Evde Kalmak Hayatta Kalmaya Yeter Mi?
“O Kalabalığı Hatırla” genel anlamda, pandemi boyunca kulağımızda yankılanan “Evde Kal, Hayatta Kal” mottosuna bir de “pandeminin kadın hali” tarafından bakmayı deniyor. Kadınlık deneyiminin toplumsal olarak her zaman bir parça “evde olmak” üzerinden kurulduğunu biliyoruz; ancak bu kez hanenin tüm bireylerinin evde olduğu koşullarda, kadınlar için evde olmanın anlamı da katmerli bir biçimde ağırlaştı. Varlığını her daim bildiğimiz ve deneyimlediğimiz ev içi şiddetin, faillerin her dakika evde olduğu koşullarda daimi ve aralıksız bir şekilde kadınların hayatına çöktüğünü, şiddetin de aile içi cinsel istismarın da arttığına şahit olduk. Güliz Sağlam da bu meseleyi deşmek isterken Mor Çatı’nın 2020 Mayıs-Haziran raporlarındaki kadın beyanlarını derleyerek bir dış ses haline getirmiş. Rapordan okunan beyanlar; şiddet gördüğü eşinden şikayetçi olan bir kadına polisin yönelttiği “Akli dengesi yerinde değil, bir işlem yapamayız” yanıtı, yine şiddet gördüğü eşi hakkında uzaklaştırma kararı almak için karakola başvuran bir kadının, eşi karakoldaki bir polisle ahbap olduğu için tam tersi yönde kadına uzaklaştırma verilerek şiddete maruz kaldığı halde evinden uzaklaştırılması; aile içi cinsel istismara maruz kalan bir kadının, sığınağa yerleşme talebinin, “Sığınağa yalnızca ağır şiddete maruz kalmış ve çocuklu kadınları alabiliyoruz” yanıtıyla karşılık bulması gibi birçok tanıklığı içeriyor.
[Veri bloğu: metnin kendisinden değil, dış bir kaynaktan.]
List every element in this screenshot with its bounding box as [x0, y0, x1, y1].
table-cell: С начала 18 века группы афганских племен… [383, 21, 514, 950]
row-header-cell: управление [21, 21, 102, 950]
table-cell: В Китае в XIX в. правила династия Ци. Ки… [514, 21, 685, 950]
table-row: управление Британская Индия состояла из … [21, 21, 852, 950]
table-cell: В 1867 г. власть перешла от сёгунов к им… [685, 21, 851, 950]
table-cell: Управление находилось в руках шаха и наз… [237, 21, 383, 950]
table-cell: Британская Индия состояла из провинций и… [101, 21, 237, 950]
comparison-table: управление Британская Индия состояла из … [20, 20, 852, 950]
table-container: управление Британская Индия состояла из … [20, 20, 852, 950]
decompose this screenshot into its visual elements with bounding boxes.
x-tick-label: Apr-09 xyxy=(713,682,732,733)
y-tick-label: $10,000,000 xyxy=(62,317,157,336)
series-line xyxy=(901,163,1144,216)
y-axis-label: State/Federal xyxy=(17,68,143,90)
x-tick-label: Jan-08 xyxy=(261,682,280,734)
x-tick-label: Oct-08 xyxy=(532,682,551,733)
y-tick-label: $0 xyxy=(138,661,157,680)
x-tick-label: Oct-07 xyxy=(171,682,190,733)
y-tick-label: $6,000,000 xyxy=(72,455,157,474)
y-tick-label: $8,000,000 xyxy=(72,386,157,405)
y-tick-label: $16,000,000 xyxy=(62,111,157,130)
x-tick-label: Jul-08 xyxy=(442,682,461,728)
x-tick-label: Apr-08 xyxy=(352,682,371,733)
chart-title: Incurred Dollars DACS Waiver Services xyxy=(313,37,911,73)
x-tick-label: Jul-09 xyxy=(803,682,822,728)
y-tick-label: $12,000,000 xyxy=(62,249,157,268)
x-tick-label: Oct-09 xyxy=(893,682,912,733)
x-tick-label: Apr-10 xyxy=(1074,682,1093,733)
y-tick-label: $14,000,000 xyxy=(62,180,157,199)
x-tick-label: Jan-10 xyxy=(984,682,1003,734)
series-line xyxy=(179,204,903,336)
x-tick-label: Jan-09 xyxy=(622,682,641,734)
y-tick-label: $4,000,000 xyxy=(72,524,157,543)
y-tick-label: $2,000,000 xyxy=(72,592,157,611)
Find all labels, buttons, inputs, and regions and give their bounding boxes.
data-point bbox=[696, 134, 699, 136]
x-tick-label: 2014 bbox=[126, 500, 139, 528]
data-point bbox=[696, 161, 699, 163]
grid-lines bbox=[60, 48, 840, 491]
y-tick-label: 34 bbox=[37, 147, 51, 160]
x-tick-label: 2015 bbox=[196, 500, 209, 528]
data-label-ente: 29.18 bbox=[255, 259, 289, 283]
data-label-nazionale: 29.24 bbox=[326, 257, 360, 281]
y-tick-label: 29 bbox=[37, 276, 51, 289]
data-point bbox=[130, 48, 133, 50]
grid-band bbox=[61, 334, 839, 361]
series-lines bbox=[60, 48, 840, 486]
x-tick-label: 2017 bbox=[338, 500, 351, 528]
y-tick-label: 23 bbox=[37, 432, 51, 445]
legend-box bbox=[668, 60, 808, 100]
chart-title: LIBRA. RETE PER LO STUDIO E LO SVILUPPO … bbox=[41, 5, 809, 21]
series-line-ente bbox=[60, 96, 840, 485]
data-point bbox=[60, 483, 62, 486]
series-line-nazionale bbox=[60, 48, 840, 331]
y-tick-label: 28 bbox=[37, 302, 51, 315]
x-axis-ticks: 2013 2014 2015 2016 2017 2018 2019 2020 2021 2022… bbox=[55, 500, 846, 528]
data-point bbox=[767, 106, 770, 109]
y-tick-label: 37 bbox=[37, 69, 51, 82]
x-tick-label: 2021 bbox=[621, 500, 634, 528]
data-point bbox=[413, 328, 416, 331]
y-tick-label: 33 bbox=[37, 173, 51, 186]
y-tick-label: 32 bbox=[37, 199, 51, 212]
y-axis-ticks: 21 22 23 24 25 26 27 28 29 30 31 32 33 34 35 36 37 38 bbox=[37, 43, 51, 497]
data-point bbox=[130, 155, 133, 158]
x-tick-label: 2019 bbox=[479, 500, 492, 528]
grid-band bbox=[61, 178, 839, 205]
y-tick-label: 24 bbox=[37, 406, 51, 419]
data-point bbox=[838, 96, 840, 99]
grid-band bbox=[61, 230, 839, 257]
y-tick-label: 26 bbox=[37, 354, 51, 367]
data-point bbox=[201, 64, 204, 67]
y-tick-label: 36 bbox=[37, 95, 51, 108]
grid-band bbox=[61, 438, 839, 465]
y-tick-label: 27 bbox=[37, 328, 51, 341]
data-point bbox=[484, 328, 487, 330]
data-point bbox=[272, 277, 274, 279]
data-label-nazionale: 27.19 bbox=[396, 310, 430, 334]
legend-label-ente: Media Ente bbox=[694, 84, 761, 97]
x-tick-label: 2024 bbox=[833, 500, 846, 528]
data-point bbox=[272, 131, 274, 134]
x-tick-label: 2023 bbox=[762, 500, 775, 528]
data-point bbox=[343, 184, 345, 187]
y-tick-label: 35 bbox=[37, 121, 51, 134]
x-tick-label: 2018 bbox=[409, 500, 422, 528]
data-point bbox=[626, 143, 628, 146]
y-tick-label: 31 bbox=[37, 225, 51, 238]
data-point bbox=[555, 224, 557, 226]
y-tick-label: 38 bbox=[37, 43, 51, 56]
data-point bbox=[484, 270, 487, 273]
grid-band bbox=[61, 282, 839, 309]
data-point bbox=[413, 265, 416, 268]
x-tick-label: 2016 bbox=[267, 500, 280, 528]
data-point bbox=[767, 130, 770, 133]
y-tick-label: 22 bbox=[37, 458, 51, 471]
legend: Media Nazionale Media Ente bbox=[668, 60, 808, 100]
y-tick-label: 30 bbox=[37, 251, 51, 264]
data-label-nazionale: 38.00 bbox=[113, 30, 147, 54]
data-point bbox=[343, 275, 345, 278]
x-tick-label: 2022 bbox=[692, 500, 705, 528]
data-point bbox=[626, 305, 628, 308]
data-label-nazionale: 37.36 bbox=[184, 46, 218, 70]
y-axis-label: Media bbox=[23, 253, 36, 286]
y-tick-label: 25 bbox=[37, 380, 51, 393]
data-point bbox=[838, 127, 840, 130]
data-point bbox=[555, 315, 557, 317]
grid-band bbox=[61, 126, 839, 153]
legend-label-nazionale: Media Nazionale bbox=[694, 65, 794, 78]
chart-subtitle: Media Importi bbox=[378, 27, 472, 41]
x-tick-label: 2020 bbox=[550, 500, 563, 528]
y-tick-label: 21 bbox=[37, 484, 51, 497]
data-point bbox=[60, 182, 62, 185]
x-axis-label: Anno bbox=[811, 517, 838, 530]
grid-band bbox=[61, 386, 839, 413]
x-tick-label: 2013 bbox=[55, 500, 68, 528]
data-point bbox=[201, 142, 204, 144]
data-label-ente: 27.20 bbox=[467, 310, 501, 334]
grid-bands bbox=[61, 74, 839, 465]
Bu beyanlar okunurken “içerinin” şiddetle sarmalanmış umutsuz ve çaresiz hissiyatına karşılık sokakta dağıtılan ekmek, beslenen kedi, belediye işçileri tarafından yıkanan sokak görüntüleri eşlik ediyor beyanlara.
Sağlam, “dışarının” sıradan bir gününü gösterirken bu şiddet içeren beyanları da eşlik eden sesler olarak kurguladığında dehşetin de gündelik rutinin bir parçası haline nasıl geldiğini sorgulamaya açıyor. Neredeyse bütün şiddet beyanlarının, yetkili kurumlar tarafından görmezden gelindiğini işitiyoruz. Filmin sonunda ise kadınların pandemi döneminde İstanbul Sözleşmesinin korunması ve 6284 sayılı kanunun uygulanması için yaptığı yürüyüşü görüyoruz. Onca dehşeti, her şekilde kamusal sessizliğe büründüğümüz bir anda yine kadınların parçalaması bize 8 Mart 2020’de tüm kadınları ortak bir hafızada kenetleyen o sloganı hatırlatıyor: Umutsuzluğa kapılırsan bu kalabalığı hatırla!
Evde kalmanın da hayatta kalmaya yetmediği koşullarda kadınlar seslerini ortak hafızalarını kuran sokaklarda yankılamaya, tanıklıklarını da şimdiki zamanda harekete geçirmeye devam ediyorlar.